2. Regulation, or lack thereof
We all know how regulation and compliance requirements can hamper tech businesses, especially young startups. For example, if your tech business deals with storing biometric data for some of the users, U.K. law mandates appointment of a Data Protection Officer – one significant expense for someone just starting out their tech company. We all know how much GDPR has changed the web as well; just look at the ugly “cookie banners” popping up everywhere. If you are strategic here, you may be able to legally evade some of these barriers while remaining fully compliant. During early stages of business, you may choose a country with lax data protection laws for data storage – this may not exempt you altogether from GDPR or data protection laws, but it offers some leeway.
3. Tax incentives
If you primarily host a remote workforce this can be a rewarding arrangement. For example, Ireland offers a huge tax reliefs for qualifying R&D businesses. How about having an R&D arm in Ireland, and a remote workforce employed there, or even contractors? You would not need to shed out office space costs, for a “registered agent” address would likely suffice. The corporate presence itself would enable you to hire talent there and save on R&D costs.
4. Talent acquisition
An obvious one is access to top worldwide talent without having to navigate the dreadful American immigration system. Congress severely restricts legal immigration pathways for skillful workers – regardless of the party in power. The system is designed at every level to discourage legal immigration. If you have the slightest experience with the process of sponsoring an employee’s H1B, you know it. The restrictions are even more stringent for international students working on a permit, such as on an F1: CPT/OPT/STEM-OPT. By contrast, developed countries like Canada, Australia and the U.K. have a comprehensive, sensible point-based immigration systems which reward the top talent purely based on their skills. This is great news for employers because, in addition to not having to worry about losing talent in the near future, the cost savings associated with sponsoring visas and hiring legal counsel are significant.

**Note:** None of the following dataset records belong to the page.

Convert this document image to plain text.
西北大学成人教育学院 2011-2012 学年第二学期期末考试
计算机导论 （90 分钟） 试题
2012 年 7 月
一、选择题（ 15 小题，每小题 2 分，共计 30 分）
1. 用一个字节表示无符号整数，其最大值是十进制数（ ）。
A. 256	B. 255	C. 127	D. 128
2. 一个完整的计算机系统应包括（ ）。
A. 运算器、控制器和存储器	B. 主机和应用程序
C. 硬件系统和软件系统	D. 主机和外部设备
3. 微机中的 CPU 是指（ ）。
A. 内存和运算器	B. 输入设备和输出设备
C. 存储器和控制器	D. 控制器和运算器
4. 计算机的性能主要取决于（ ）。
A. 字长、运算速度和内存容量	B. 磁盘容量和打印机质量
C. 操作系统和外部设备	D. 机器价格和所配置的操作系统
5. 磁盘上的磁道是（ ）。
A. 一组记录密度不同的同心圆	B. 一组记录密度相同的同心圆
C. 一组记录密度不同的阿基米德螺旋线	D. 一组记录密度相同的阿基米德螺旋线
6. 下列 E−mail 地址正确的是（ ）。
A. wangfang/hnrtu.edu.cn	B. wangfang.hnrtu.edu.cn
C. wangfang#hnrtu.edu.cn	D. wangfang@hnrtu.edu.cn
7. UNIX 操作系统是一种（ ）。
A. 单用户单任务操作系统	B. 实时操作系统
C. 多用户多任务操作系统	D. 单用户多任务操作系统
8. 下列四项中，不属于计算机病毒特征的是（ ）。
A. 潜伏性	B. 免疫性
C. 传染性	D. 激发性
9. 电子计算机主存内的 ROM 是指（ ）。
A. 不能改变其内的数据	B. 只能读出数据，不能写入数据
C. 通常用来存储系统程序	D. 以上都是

Moreover, because salaries in tech tend to be directly proportional to the cost of living in a country, paid time off (PTO) and other factors, American businesses could have the deal sweetened further by maintaining payroll-employee presence in Canada and the U.K. To give you an example, average software engineer salary in the U.S. is about $104,300. Surprisingly, the salary figures are much lower for U.K., even on the higher end of spectrum.
5. True diversity
Personally, speaking as someone who is pretty diverse himself, diversity is a neutral preference – it isn’t good or bad per se. Mind you, diversity comes with advantages and disadvantages alike which as an executive you need to be aware of. The key is to carefully leverage diversity; make its positives outweigh the negatives. An exceptional product, unless being consumed by diverse users, need only excel in its objective functionality provided to its immediate users. In that case, however, if your customer base is in fact spread worldwide – from a healthcare brand in San Diego to a bank in Shanghai, your tech products can truly benefit from diversity. Having a global tech presence is probably one of the best ways to ensure “true diversity” by your company, for you have employees based in different countries, of different cultural backgrounds, collaborating on developing digital products for consumption by diverse masses around the globe. This is far superior to merely checking boxes for legal compliance purposes or meeting HR quotas.
In conclusion, as with anything there will always be advantages and disadvantages, however it is wise to be aware of the choices that a global corporate presence can open up for your tech brand and critically evaluate them. With the right strategy and mindset, you may just surprise yourself with the possibilities and promising returns of going global.